M. Blackburn, associé et vice-président principal de Guberna, sera présentateur sous le thème «Comment prévoir les risques éthiques». Guberna est une filière de Facilité informatique du Canada inc., une entreprise d'informatique qui a diversifié son offre de services en offrant des conseils en éthique.

Des villes comme Brossard, Trois-Rivières et Montréal ont fait appel à ses conseils. Comme ses services sont souvent offerts à moins de 25 000$, elle a pu, en accord avec la loi, remporter de très nombreux contrats sans appel d'offres auprès de municipalités et organismes publics.

Or, ni l'entreprise ni son démarcheur Bernard Blackburn ne sont inscrits au registre des lobbyistes. Aucune des représentations faites auprès des municipalités n'y est déclarée.

La loi prévoit pourtant que les communications avec le titulaire d'une charge publique dans le but d'influencer l'attribution d'un contrat sont des activités de lobbying à déclarer.

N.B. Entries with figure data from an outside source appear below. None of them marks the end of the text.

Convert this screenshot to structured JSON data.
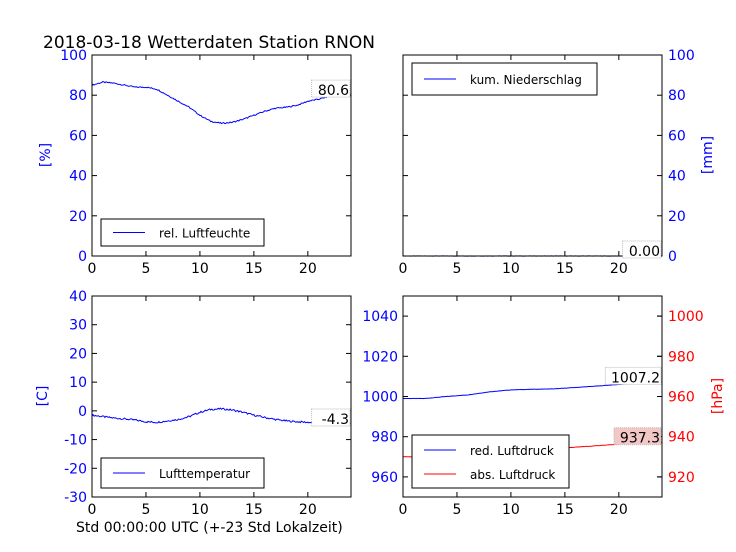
{
  "figure": {
    "title": "2018-03-18 Wetterdaten Station RNON",
    "xlabel": "Std 00:00:00 UTC (+-23 Std Lokalzeit)"
  },
  "colors": {
    "blue": "#0000ff",
    "red": "#ff0000",
    "black": "#000000"
  },
  "chart_data": [
    {
      "type": "line",
      "panel": "top-left",
      "ylabel": "[%]",
      "ylabel_color": "#0000ff",
      "xlim": [
        0,
        24
      ],
      "ylim": [
        0,
        100
      ],
      "xticks": [
        0,
        5,
        10,
        15,
        20
      ],
      "yticks": [
        0,
        20,
        40,
        60,
        80,
        100
      ],
      "ytick_color": "#0000ff",
      "legend": {
        "placement": "lower-left"
      },
      "series": [
        {
          "name": "rel. Luftfeuchte",
          "color": "#0000ff",
          "x": [
            0,
            1,
            2,
            3,
            4,
            5,
            6,
            7,
            8,
            9,
            10,
            11,
            12,
            13,
            14,
            15,
            16,
            17,
            18,
            19,
            20,
            21,
            22,
            23,
            24
          ],
          "y": [
            85,
            86.5,
            86,
            85,
            84,
            84,
            83,
            80,
            77,
            74,
            70,
            67,
            66,
            66.5,
            68,
            70,
            72,
            73.5,
            74,
            75,
            77,
            78,
            79.5,
            80.5,
            80.6
          ]
        }
      ],
      "value_label": "80.6",
      "value_label_y": 83
    },
    {
      "type": "line",
      "panel": "top-right",
      "ylabel": "[mm]",
      "ylabel_color": "#0000ff",
      "xlim": [
        0,
        24
      ],
      "ylim": [
        0,
        100
      ],
      "xticks": [
        0,
        5,
        10,
        15,
        20
      ],
      "yticks": [
        0,
        20,
        40,
        60,
        80,
        100
      ],
      "ytick_color": "#0000ff",
      "legend": {
        "placement": "upper-left"
      },
      "series": [
        {
          "name": "kum. Niederschlag",
          "color": "#0000ff",
          "x": [
            0,
            24
          ],
          "y": [
            0,
            0
          ]
        }
      ],
      "value_label": "0.00",
      "value_label_y": 3
    },
    {
      "type": "line",
      "panel": "bottom-left",
      "ylabel": "[C]",
      "ylabel_color": "#0000ff",
      "xlim": [
        0,
        24
      ],
      "ylim": [
        -30,
        40
      ],
      "xticks": [
        0,
        5,
        10,
        15,
        20
      ],
      "yticks": [
        -30,
        -20,
        -10,
        0,
        10,
        20,
        30,
        40
      ],
      "ytick_color": "#0000ff",
      "legend": {
        "placement": "lower-left"
      },
      "series": [
        {
          "name": "Lufttemperatur",
          "color": "#0000ff",
          "x": [
            0,
            1,
            2,
            3,
            4,
            5,
            6,
            7,
            8,
            9,
            10,
            11,
            12,
            13,
            14,
            15,
            16,
            17,
            18,
            19,
            20,
            21,
            22,
            23,
            24
          ],
          "y": [
            -1.5,
            -2,
            -2.5,
            -2.8,
            -3.2,
            -3.8,
            -4,
            -3.5,
            -3,
            -2,
            -0.5,
            0.5,
            0.7,
            0.3,
            -0.5,
            -1.5,
            -2.3,
            -3,
            -3.5,
            -3.8,
            -4,
            -4.1,
            -4.2,
            -4.3,
            -4.3
          ]
        }
      ],
      "value_label": "-4.3",
      "value_label_y": -2.5
    },
    {
      "type": "line",
      "panel": "bottom-right",
      "ylabel_right": "[hPa]",
      "ylabel_right_color": "#ff0000",
      "xlim": [
        0,
        24
      ],
      "ylim": [
        950,
        1050
      ],
      "ylim_right": [
        910,
        1010
      ],
      "xticks": [
        0,
        5,
        10,
        15,
        20
      ],
      "yticks": [
        960,
        980,
        1000,
        1020,
        1040
      ],
      "ytick_color": "#0000ff",
      "yticks_right": [
        920,
        940,
        960,
        980,
        1000
      ],
      "ytick_right_color": "#ff0000",
      "legend": {
        "placement": "lower-left"
      },
      "series": [
        {
          "name": "red. Luftdruck",
          "color": "#0000ff",
          "axis": "left",
          "x": [
            0,
            2,
            4,
            6,
            8,
            10,
            12,
            14,
            16,
            18,
            20,
            22,
            24
          ],
          "y": [
            999,
            999,
            1000,
            1000.8,
            1002.3,
            1003.3,
            1003.6,
            1003.8,
            1004.5,
            1005.2,
            1006,
            1006.8,
            1007.2
          ]
        },
        {
          "name": "abs. Luftdruck",
          "color": "#ff0000",
          "axis": "right",
          "x": [
            0,
            2,
            4,
            6,
            8,
            10,
            12,
            14,
            16,
            18,
            20,
            22,
            24
          ],
          "y": [
            930,
            930,
            931,
            931.5,
            932.5,
            933.5,
            934,
            934.2,
            934.8,
            935.5,
            936.3,
            937,
            937.3
          ]
        }
      ],
      "value_labels": [
        {
          "text": "1007.2",
          "axis": "left",
          "y": 1010,
          "bg": "#ffffff"
        },
        {
          "text": "937.3",
          "axis": "right",
          "y": 940,
          "bg": "#f4c7c7"
        }
      ]
    }
  ]
}
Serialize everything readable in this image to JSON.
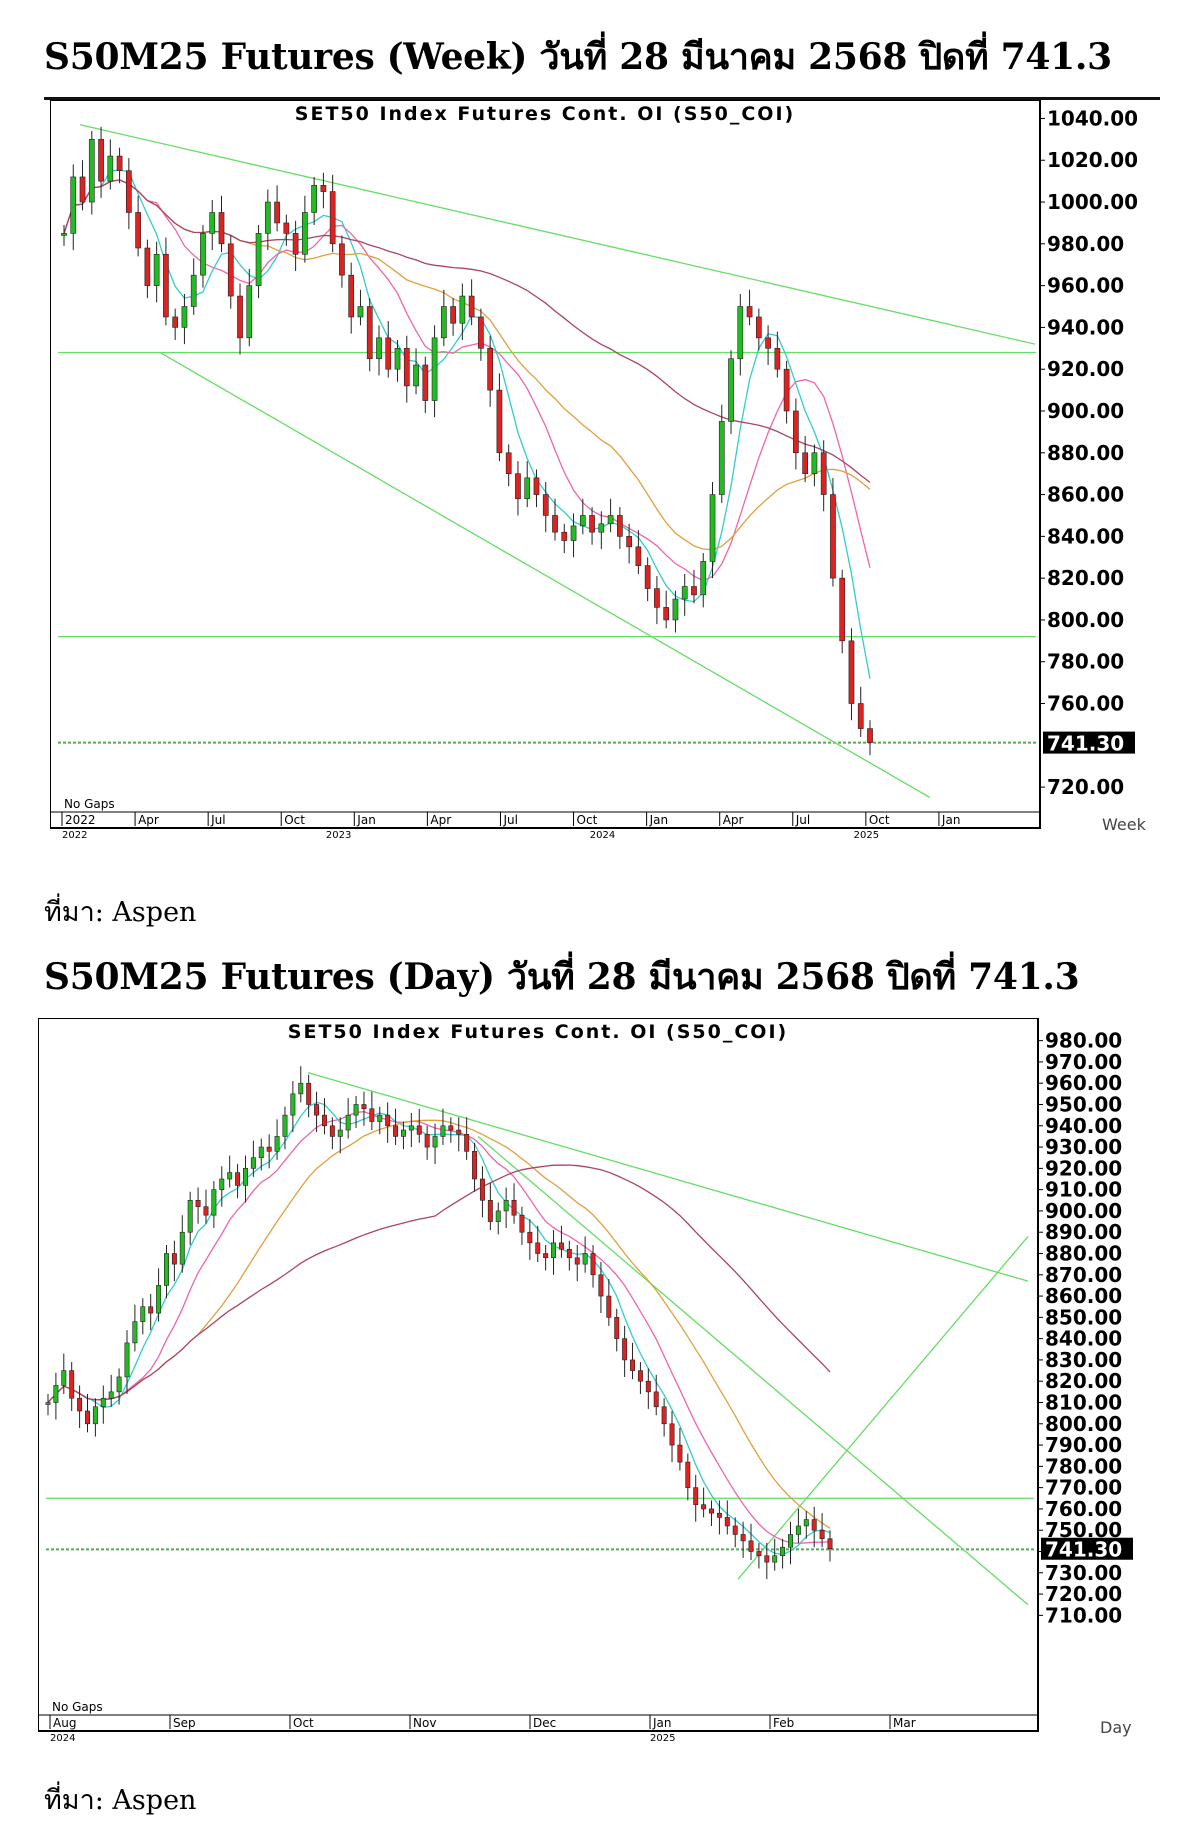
{
  "headings": {
    "weekly": "S50M25 Futures (Week) วันที่ 28 มีนาคม 2568 ปิดที่ 741.3",
    "daily": "S50M25 Futures (Day) วันที่ 28 มีนาคม 2568 ปิดที่ 741.3"
  },
  "source_text": "ที่มา: Aspen",
  "colors": {
    "up_candle": "#22bb22",
    "down_candle": "#dd2222",
    "trendline": "#66dd66",
    "ma_fast": "#33cccc",
    "ma_mid": "#ee66aa",
    "ma_slow": "#e0a040",
    "ma_long": "#aa4466",
    "axis_text": "#000000"
  },
  "chart_data": [
    {
      "type": "candlestick",
      "title": "SET50 Index Futures Cont. OI (S50_COI)",
      "period_label": "Week",
      "gap_note": "No Gaps",
      "ylim": [
        710,
        1045
      ],
      "y_ticks": [
        "1040.00",
        "1020.00",
        "1000.00",
        "980.00",
        "960.00",
        "940.00",
        "920.00",
        "900.00",
        "880.00",
        "860.00",
        "840.00",
        "820.00",
        "800.00",
        "780.00",
        "760.00",
        "720.00"
      ],
      "last_value_label": "741.30",
      "x_labels": [
        "2022",
        "Apr",
        "Jul",
        "Oct",
        "Jan",
        "Apr",
        "Jul",
        "Oct",
        "Jan",
        "Apr",
        "Jul",
        "Oct",
        "Jan"
      ],
      "year_marks": [
        "2022",
        "2023",
        "2024",
        "2025"
      ],
      "horizontal_levels": [
        928,
        792,
        741.3
      ],
      "closes": [
        985,
        1012,
        1000,
        1030,
        1010,
        1022,
        1015,
        995,
        978,
        960,
        975,
        945,
        940,
        950,
        965,
        985,
        995,
        980,
        955,
        935,
        960,
        985,
        1000,
        990,
        985,
        975,
        995,
        1008,
        1005,
        980,
        965,
        945,
        950,
        925,
        935,
        920,
        930,
        912,
        922,
        905,
        935,
        950,
        942,
        955,
        945,
        930,
        910,
        880,
        870,
        858,
        868,
        860,
        850,
        842,
        838,
        845,
        850,
        842,
        846,
        850,
        840,
        835,
        826,
        815,
        806,
        800,
        810,
        816,
        812,
        828,
        860,
        895,
        925,
        950,
        945,
        935,
        930,
        920,
        900,
        880,
        870,
        880,
        860,
        820,
        790,
        760,
        748,
        741.3
      ]
    },
    {
      "type": "candlestick",
      "title": "SET50 Index Futures Cont. OI (S50_COI)",
      "period_label": "Day",
      "gap_note": "No Gaps",
      "ylim": [
        705,
        985
      ],
      "y_ticks": [
        "980.00",
        "970.00",
        "960.00",
        "950.00",
        "940.00",
        "930.00",
        "920.00",
        "910.00",
        "900.00",
        "890.00",
        "880.00",
        "870.00",
        "860.00",
        "850.00",
        "840.00",
        "830.00",
        "820.00",
        "810.00",
        "800.00",
        "790.00",
        "780.00",
        "770.00",
        "760.00",
        "750.00",
        "740.00",
        "730.00",
        "720.00",
        "710.00"
      ],
      "last_value_label": "741.30",
      "x_labels": [
        "Aug",
        "Sep",
        "Oct",
        "Nov",
        "Dec",
        "Jan",
        "Feb",
        "Mar"
      ],
      "year_marks": [
        "2024",
        "2025"
      ],
      "horizontal_levels": [
        765,
        741
      ],
      "closes": [
        810,
        818,
        825,
        812,
        806,
        800,
        808,
        812,
        815,
        822,
        838,
        848,
        855,
        852,
        865,
        880,
        875,
        890,
        905,
        902,
        898,
        910,
        915,
        918,
        912,
        920,
        925,
        930,
        928,
        935,
        945,
        955,
        960,
        950,
        945,
        940,
        935,
        938,
        945,
        950,
        948,
        942,
        945,
        940,
        935,
        938,
        940,
        936,
        930,
        935,
        940,
        938,
        936,
        928,
        915,
        905,
        895,
        900,
        905,
        898,
        890,
        885,
        880,
        878,
        885,
        882,
        878,
        875,
        880,
        870,
        860,
        850,
        840,
        830,
        825,
        820,
        815,
        808,
        800,
        790,
        782,
        770,
        762,
        760,
        758,
        756,
        752,
        748,
        745,
        740,
        738,
        735,
        738,
        742,
        748,
        752,
        755,
        750,
        746,
        741.3
      ]
    }
  ]
}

La simple présentation d'un produit ou d'un service peut être exemptée, mais pas les discussions sur un contrat éventuel. Une entreprise est aussi dispensée de s'inscrire au registre si c'est l'organisme public lui-même qui l'a sollicitée par écrit pour une soumission et qu'elle ne fait qu'y répondre.

Mais Bernard Blackburn avoue qu'il lui arrive de faire lui-même les premiers pas et d'avoir des discussions verbales. «Je peux appeler un directeur général d'une municipalité si on m'a dit qu'il pourrait être intéressé, mais ce n'est pas ce qu'on appelle une communication d'influence», assure-t-il.

Le commissaire au lobbyisme n'est pas d'accord.

«Lorsqu'il y a des démarches en vue d'obtenir un contrat sans appel d'offres, c'est considéré comme une activité de lobbyisme. Prétendre que c'est difficile à appliquer, ce n'est pas défendable comme position! Il y a plus de 600 entreprises inscrites au registre, il y a moyen d'inscrire une liste d'institutions visées sans pour autant inscrire chaque communication», martèle Daniel Labonté, porte-parole du commissaire.

Plusieurs firmes de services-conseils sont inscrites au registre des lobbyistes. Une recherche rapide a permis à La Presse d'y retrouver un concurrent de Guberna, la firme Intangible gouvernance, qui y a répertorié des dizaines de communications avec les municipalités pour offrir ses services en éthique.